As the temperature increases the SS internals due to higher coefficient of expansion exert a higher load on the gasket that has only been tested at ambient temperature during the hydro testing. These are Spiral wound gaskets, the steel strips wound with a layer of graphite between the strips. This gasket (as specified by the consultant) is bound to get crushed under this extra load.  This has never been predicted by the consultant. We’ve have on several occasions in both CPCL and BPCL proved this and changed the gasket to Kamprofile with 100% results. Having said that, we need to understand that Kamprofile does not have the flexibility of Spiral Wound that is user friendly. Spiral Wound is also much more resilient and thereby absorbs/adopts well with uneven tightening.  Kamprofile on the other hand is quite rigid and although it will not crush as the Spiral Wound, it needs utmost care in tightening.  We have therefore worked out a procedure that gives us a uniform loading of the gasket where we are able to control not the torque but the axial load on the gasket. We can now say with confidence that for Screw Plugs in corrosive service the answer lies in selecting the right gasket for the shell and tube-sheet joint  and in compressing it with uniform load.

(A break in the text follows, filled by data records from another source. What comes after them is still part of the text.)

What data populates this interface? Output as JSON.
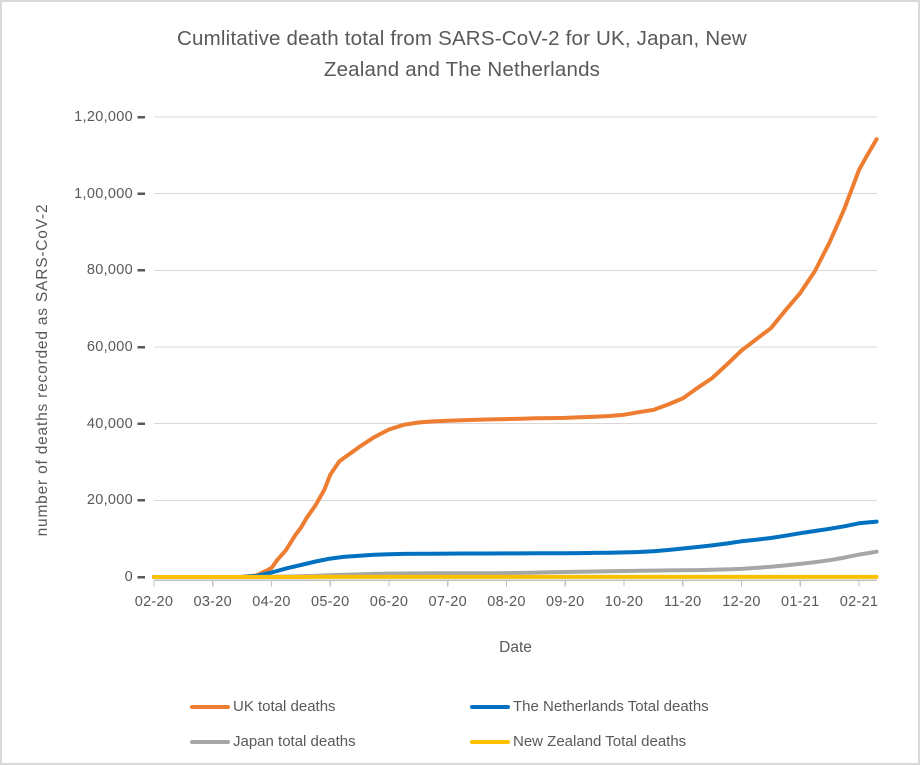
{
  "window": {
    "background": "#ffffff",
    "border_color": "#D9D9D9"
  },
  "colors": {
    "title_text": "#595959",
    "axis_text": "#595959",
    "gridline": "#D9D9D9",
    "axis_line": "#C0C0C0",
    "y_tick_mark": "#595959"
  },
  "chart_data": {
    "type": "line",
    "title": "Cumlitative death total from SARS-CoV-2 for UK, Japan, New Zealand and The Netherlands",
    "title_lines": [
      "Cumlitative death total from SARS-CoV-2 for UK, Japan, New",
      "Zealand and The Netherlands"
    ],
    "xlabel": "Date",
    "ylabel": "number of deaths recorded as SARS-CoV-2",
    "x_tick_labels": [
      "02-20",
      "03-20",
      "04-20",
      "05-20",
      "06-20",
      "07-20",
      "08-20",
      "09-20",
      "10-20",
      "11-20",
      "12-20",
      "01-21",
      "02-21"
    ],
    "x_unit": "months after 02-20 (fractional = within month)",
    "y_ticks": [
      {
        "label": "0",
        "value": 0
      },
      {
        "label": "20,000",
        "value": 20000
      },
      {
        "label": "40,000",
        "value": 40000
      },
      {
        "label": "60,000",
        "value": 60000
      },
      {
        "label": "80,000",
        "value": 80000
      },
      {
        "label": "1,00,000",
        "value": 100000
      },
      {
        "label": "1,20,000",
        "value": 120000
      }
    ],
    "ylim": [
      0,
      120000
    ],
    "grid": "horizontal",
    "legend_position": "bottom two-column",
    "series": [
      {
        "name": "UK total deaths",
        "color": "#ED7D31",
        "points": [
          [
            0,
            0
          ],
          [
            0.5,
            0
          ],
          [
            1,
            0
          ],
          [
            1.25,
            5
          ],
          [
            1.5,
            35
          ],
          [
            1.75,
            422
          ],
          [
            2,
            2352
          ],
          [
            2.1,
            4500
          ],
          [
            2.25,
            7097
          ],
          [
            2.4,
            10800
          ],
          [
            2.5,
            12868
          ],
          [
            2.6,
            15464
          ],
          [
            2.75,
            18738
          ],
          [
            2.9,
            22800
          ],
          [
            3,
            26711
          ],
          [
            3.15,
            30100
          ],
          [
            3.25,
            31241
          ],
          [
            3.5,
            33998
          ],
          [
            3.75,
            36500
          ],
          [
            4,
            38489
          ],
          [
            4.25,
            39700
          ],
          [
            4.5,
            40300
          ],
          [
            4.75,
            40600
          ],
          [
            5,
            40750
          ],
          [
            5.25,
            40900
          ],
          [
            5.5,
            41000
          ],
          [
            5.75,
            41100
          ],
          [
            6,
            41200
          ],
          [
            6.25,
            41300
          ],
          [
            6.5,
            41400
          ],
          [
            6.75,
            41450
          ],
          [
            7,
            41500
          ],
          [
            7.25,
            41650
          ],
          [
            7.5,
            41800
          ],
          [
            7.75,
            42000
          ],
          [
            8,
            42350
          ],
          [
            8.25,
            43000
          ],
          [
            8.5,
            43600
          ],
          [
            8.75,
            45000
          ],
          [
            9,
            46600
          ],
          [
            9.25,
            49300
          ],
          [
            9.5,
            51900
          ],
          [
            9.75,
            55400
          ],
          [
            10,
            59100
          ],
          [
            10.25,
            62000
          ],
          [
            10.5,
            64900
          ],
          [
            10.75,
            69600
          ],
          [
            11,
            74100
          ],
          [
            11.25,
            79800
          ],
          [
            11.5,
            87300
          ],
          [
            11.75,
            96000
          ],
          [
            12,
            106200
          ],
          [
            12.15,
            110300
          ],
          [
            12.3,
            114200
          ]
        ]
      },
      {
        "name": "The Netherlands Total deaths",
        "color": "#0070C0",
        "points": [
          [
            0,
            0
          ],
          [
            1,
            0
          ],
          [
            1.25,
            1
          ],
          [
            1.5,
            20
          ],
          [
            1.75,
            277
          ],
          [
            2,
            1173
          ],
          [
            2.25,
            2255
          ],
          [
            2.5,
            3134
          ],
          [
            2.75,
            4054
          ],
          [
            3,
            4795
          ],
          [
            3.25,
            5288
          ],
          [
            3.5,
            5562
          ],
          [
            3.75,
            5788
          ],
          [
            4,
            5956
          ],
          [
            4.25,
            6031
          ],
          [
            4.5,
            6059
          ],
          [
            4.75,
            6090
          ],
          [
            5,
            6113
          ],
          [
            5.25,
            6127
          ],
          [
            5.5,
            6136
          ],
          [
            5.75,
            6141
          ],
          [
            6,
            6147
          ],
          [
            6.25,
            6159
          ],
          [
            6.5,
            6178
          ],
          [
            6.75,
            6195
          ],
          [
            7,
            6215
          ],
          [
            7.25,
            6245
          ],
          [
            7.5,
            6296
          ],
          [
            7.75,
            6340
          ],
          [
            8,
            6406
          ],
          [
            8.25,
            6531
          ],
          [
            8.5,
            6692
          ],
          [
            8.75,
            7046
          ],
          [
            9,
            7434
          ],
          [
            9.25,
            7833
          ],
          [
            9.5,
            8236
          ],
          [
            9.75,
            8749
          ],
          [
            10,
            9326
          ],
          [
            10.25,
            9743
          ],
          [
            10.5,
            10168
          ],
          [
            10.75,
            10785
          ],
          [
            11,
            11432
          ],
          [
            11.25,
            11999
          ],
          [
            11.5,
            12563
          ],
          [
            11.75,
            13231
          ],
          [
            12,
            13998
          ],
          [
            12.3,
            14450
          ]
        ]
      },
      {
        "name": "Japan total deaths",
        "color": "#A6A6A6",
        "points": [
          [
            0,
            1
          ],
          [
            1,
            5
          ],
          [
            1.5,
            22
          ],
          [
            2,
            57
          ],
          [
            2.25,
            109
          ],
          [
            2.5,
            178
          ],
          [
            2.75,
            299
          ],
          [
            3,
            432
          ],
          [
            3.25,
            567
          ],
          [
            3.5,
            687
          ],
          [
            3.75,
            796
          ],
          [
            4,
            887
          ],
          [
            4.25,
            916
          ],
          [
            4.5,
            935
          ],
          [
            4.75,
            955
          ],
          [
            5,
            976
          ],
          [
            5.25,
            985
          ],
          [
            5.5,
            996
          ],
          [
            5.75,
            1003
          ],
          [
            6,
            1011
          ],
          [
            6.25,
            1062
          ],
          [
            6.5,
            1138
          ],
          [
            6.75,
            1214
          ],
          [
            7,
            1296
          ],
          [
            7.25,
            1368
          ],
          [
            7.5,
            1439
          ],
          [
            7.75,
            1505
          ],
          [
            8,
            1571
          ],
          [
            8.25,
            1620
          ],
          [
            8.5,
            1666
          ],
          [
            8.75,
            1711
          ],
          [
            9,
            1755
          ],
          [
            9.25,
            1813
          ],
          [
            9.5,
            1876
          ],
          [
            9.75,
            1983
          ],
          [
            10,
            2109
          ],
          [
            10.25,
            2385
          ],
          [
            10.5,
            2697
          ],
          [
            10.75,
            3037
          ],
          [
            11,
            3414
          ],
          [
            11.25,
            3863
          ],
          [
            11.5,
            4380
          ],
          [
            11.75,
            5063
          ],
          [
            12,
            5833
          ],
          [
            12.3,
            6600
          ]
        ]
      },
      {
        "name": "New Zealand Total deaths",
        "color": "#FFC000",
        "points": [
          [
            0,
            0
          ],
          [
            1,
            0
          ],
          [
            2,
            1
          ],
          [
            2.25,
            4
          ],
          [
            2.5,
            11
          ],
          [
            2.75,
            17
          ],
          [
            3,
            19
          ],
          [
            3.5,
            21
          ],
          [
            4,
            22
          ],
          [
            5,
            22
          ],
          [
            6,
            22
          ],
          [
            7,
            24
          ],
          [
            7.5,
            25
          ],
          [
            8,
            25
          ],
          [
            9,
            25
          ],
          [
            10,
            25
          ],
          [
            11,
            25
          ],
          [
            12,
            26
          ],
          [
            12.3,
            26
          ]
        ]
      }
    ]
  }
}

Now we come to the threaded plug and why it often gets jammed and so the very purpose of choosing Screw Plugs over conventional for trouble free maintenance is defeated.

The threaded area in a channel barrel gets bell-mouth due to inadequate wall thickness in that area when designed as per the code. This of course has no reference to the accident in Japan which expelled the whole channel internals leading to a lot of chaos. We have come a long way since then and such an event is not possible anymore because we have got threads which are much more overlapping as we now have one TPI and not three to four TPI as was the earlier trend.  The problem now is of another nature where the plug gets jammed because of the bell-mouthing of the channel barrel in the threaded area. The thickness after the threading is not adequate to withstand the bell-mouthing.

We have more than 40 years of experience in threaded enclosures besides the Screw Plugs and we have established correlations to work out thickness of the channel barrel wall in the threaded area as a safeguard against bell-mouthing. In simple words the ratio of wall thickness to the size of the standard nut, is not possible without providing added steel on the channel barrel in the threaded area.